20141227

Solaris



I have finished reading the 1961 novel Solaris that I mentioned in my last post. I rank it as one of the better sci-fi books I have read because of its disturbing realism. None of these humanoid extra-terrestrials that are now so common - here all attempts to make satisfactory contact with the alien fail and yet it wreaks havoc. The characters, with all their inhibitions, distrust and confusion, are not straightforward. Many questions in their and the reader's minds are purposely left unanswered. Which all resonate with common experience.

The protagonist Kris Kelvin falls in love with an alien-created avatar of his long-deceased love Rheya and doggedly will not accept that she will probably cease to exist on leaving Solaris for Earth. Even after his colleagues force the issue by destroying the avatar, and some semblance of normality has returned, he ends up abandoning his original plan to return to Earth and the book ends "Must I go on living here the, among the objects we both had touched, in the air she had breathed... In the hope of her return? And yet I lived in expectation. Since she had gone, that was all that remained... I persisted in the faith that the time of cruel miracles was not past".

Earlier in the book Kris observes: "We all know that we are material creatures, subject to the laws of physiology and physics, and not even the power of all our feelings combined can defeat those laws. All we can do is detest them. The age-old faith of lovers and poets in the power of love, stronger than death, that finis vitae sed non amoris (the end of life but not of love), is a lie, useless and not even funny... Are we to grow used to the idea that every man relives ancient torments, which are all the more profound because they grow comic with repetition? That human existence should repeat itself, well and good, but that it should repeat itself like a hackneyed tune, or a record a drunkard keeps playing as he feeds coins into the jukebox..."

I found all this disturbingly reminiscent of emotions that rattle around in my ego. I hold onto relationships and principles without fully understanding why I do so. I find it difficult enough to even quantise such feelings myself, let alone explain them in writing. Had I been born, for example, to Hindu parents in India I wonder how different my inner thought processes, expectations and beliefs would be? The comparison is of course void because, if I had, I would not be "me". So maybe I am destined to remain an unknown quantity to myself - I know, O LORD, that the way of man is not in himself, that it is not in man who walks to direct his steps. 

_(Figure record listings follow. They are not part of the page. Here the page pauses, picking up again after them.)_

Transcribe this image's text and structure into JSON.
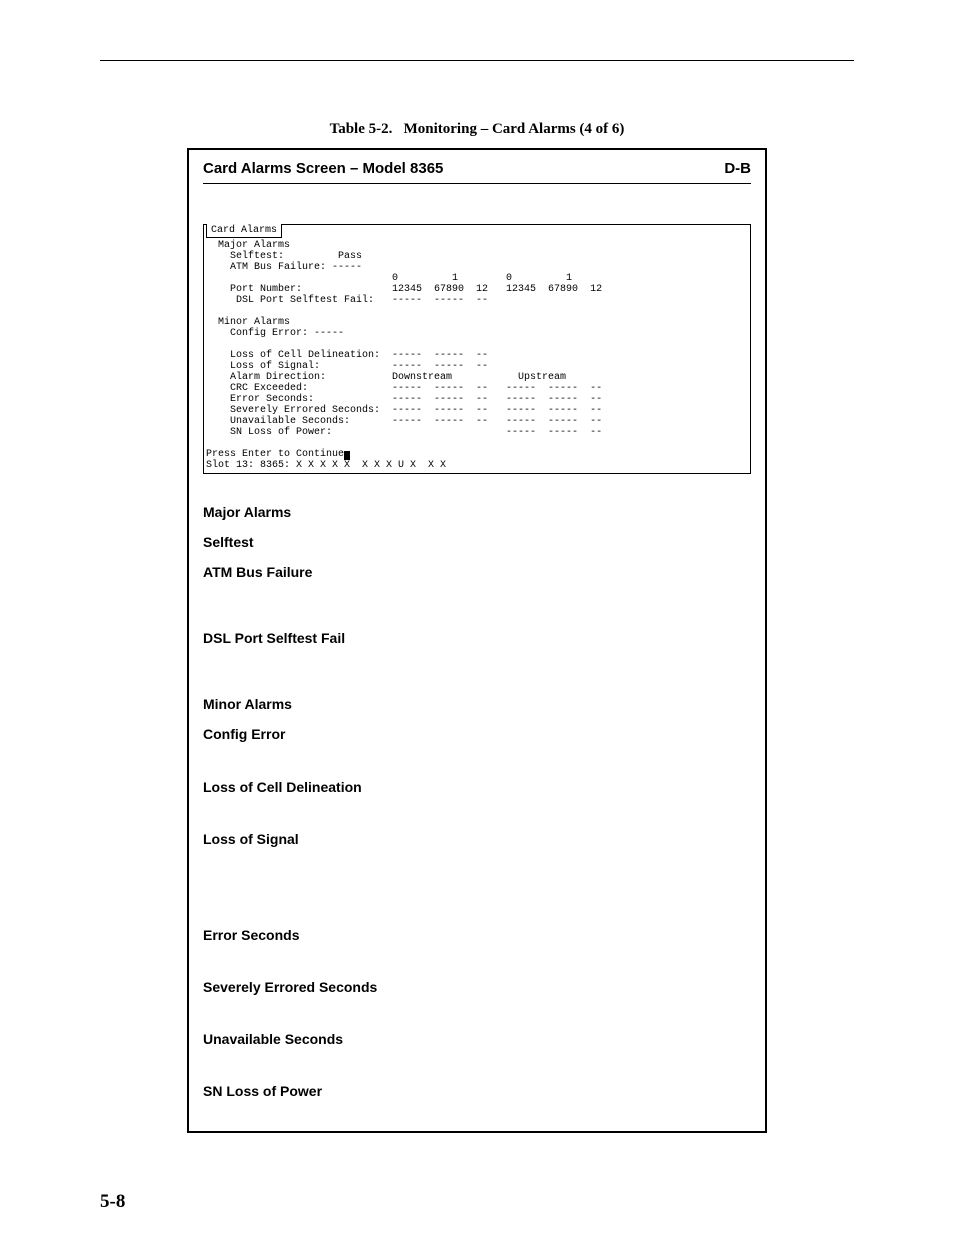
{
  "caption_label": "Table 5-2.",
  "caption_text": "Monitoring – Card Alarms (4 of 6)",
  "card_title": "Card Alarms Screen – Model 8365",
  "card_tag": "D-B",
  "terminal": {
    "tab": "Card Alarms",
    "line1": "  Major Alarms",
    "line2": "    Selftest:         Pass",
    "line3": "    ATM Bus Failure: -----",
    "line4": "                               0         1        0         1",
    "line5": "    Port Number:               12345  67890  12   12345  67890  12",
    "line6": "     DSL Port Selftest Fail:   -----  -----  --",
    "line7": "  Minor Alarms",
    "line8": "    Config Error: -----",
    "line9": "    Loss of Cell Delineation:  -----  -----  --",
    "line10": "    Loss of Signal:            -----  -----  --",
    "line11": "    Alarm Direction:           Downstream           Upstream",
    "line12": "    CRC Exceeded:              -----  -----  --   -----  -----  --",
    "line13": "    Error Seconds:             -----  -----  --   -----  -----  --",
    "line14": "    Severely Errored Seconds:  -----  -----  --   -----  -----  --",
    "line15": "    Unavailable Seconds:       -----  -----  --   -----  -----  --",
    "line16": "    SN Loss of Power:                             -----  -----  --",
    "footer1": "Press Enter to Continue",
    "footer2": "Slot 13: 8365: X X X X X  X X X U X  X X"
  },
  "defs": {
    "major": "Major Alarms",
    "selftest": "Selftest",
    "atm": "ATM Bus Failure",
    "dsl": "DSL Port Selftest Fail",
    "minor": "Minor Alarms",
    "config": "Config Error",
    "loss_cd": "Loss of Cell Delineation",
    "loss_sig": "Loss of Signal",
    "err_sec": "Error Seconds",
    "sev_err": "Severely Errored Seconds",
    "unavail": "Unavailable Seconds",
    "sn_loss": "SN Loss of Power"
  },
  "page_number": "5-8"
}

Several films have been based on the book and there are numerous web sites on the subject. For example, if you want an in depth description of the manifestations of the alien "intelligence", try here.

1 comment:

  1. Apropos your entry re Solaris - and who we really are, I wonder if you have come across a poem (translated from the German) by Deitrich Bonhoeffer, written while he was in Buchenwald concentration camp awaiting execution for his protest against Hitler and his attitude to the confessing church. I think it summarises all those thoughts about who we feel/know ourselves to be and how we appear to others, and the fact that what matters is that we are known to God.

    Lovingly,

    your sis

    Who Am I? by Deitrich Bonhoeffer

    Who am I? They often tell me
    I stepped from my cell’s confinement
    Calmly, cheerfully, firmly,
    Like a Squire from his country house.

    Who am I? They often tell me
    I used to speak to my warders
    Freely and friendly and clearly,
    As thought it were mine to command.

    Who am I? They also tell me
    I bore the days of misfortune
    Equably, smilingly, proudly,
    like one accustomed to win.

    Am I then really that which other men tell of?
    Or am I only what I myself know of myself?
    Restless and longing and sick, like a bird in a cage,
    Struggling for breath, as though hands were compressing my throat,
    Yearning for colours, for flowers, for the voices of birds,
    Thirsting for words of kindness, for neighbourliness,
    Tossing in expectations of great events,
    Powerlessly trembling for friends at an infinite distance,
    Weary and empty at praying, at thinking, at making,
    Faint, and ready to say farewell to it all.

    Who am I? This or the Other?
    Am I one person today and tomorrow another?
    Am I both at once? A hypocrite before others,
    And before myself a contemptible woebegone weakling?
    Or is something within me still like a beaten army
    Fleeing in disorder from victory already achieved?

    Who am I? They mock me, these lonely questions of mine.
    Whoever I am, Thou knowest, O God, I am thine!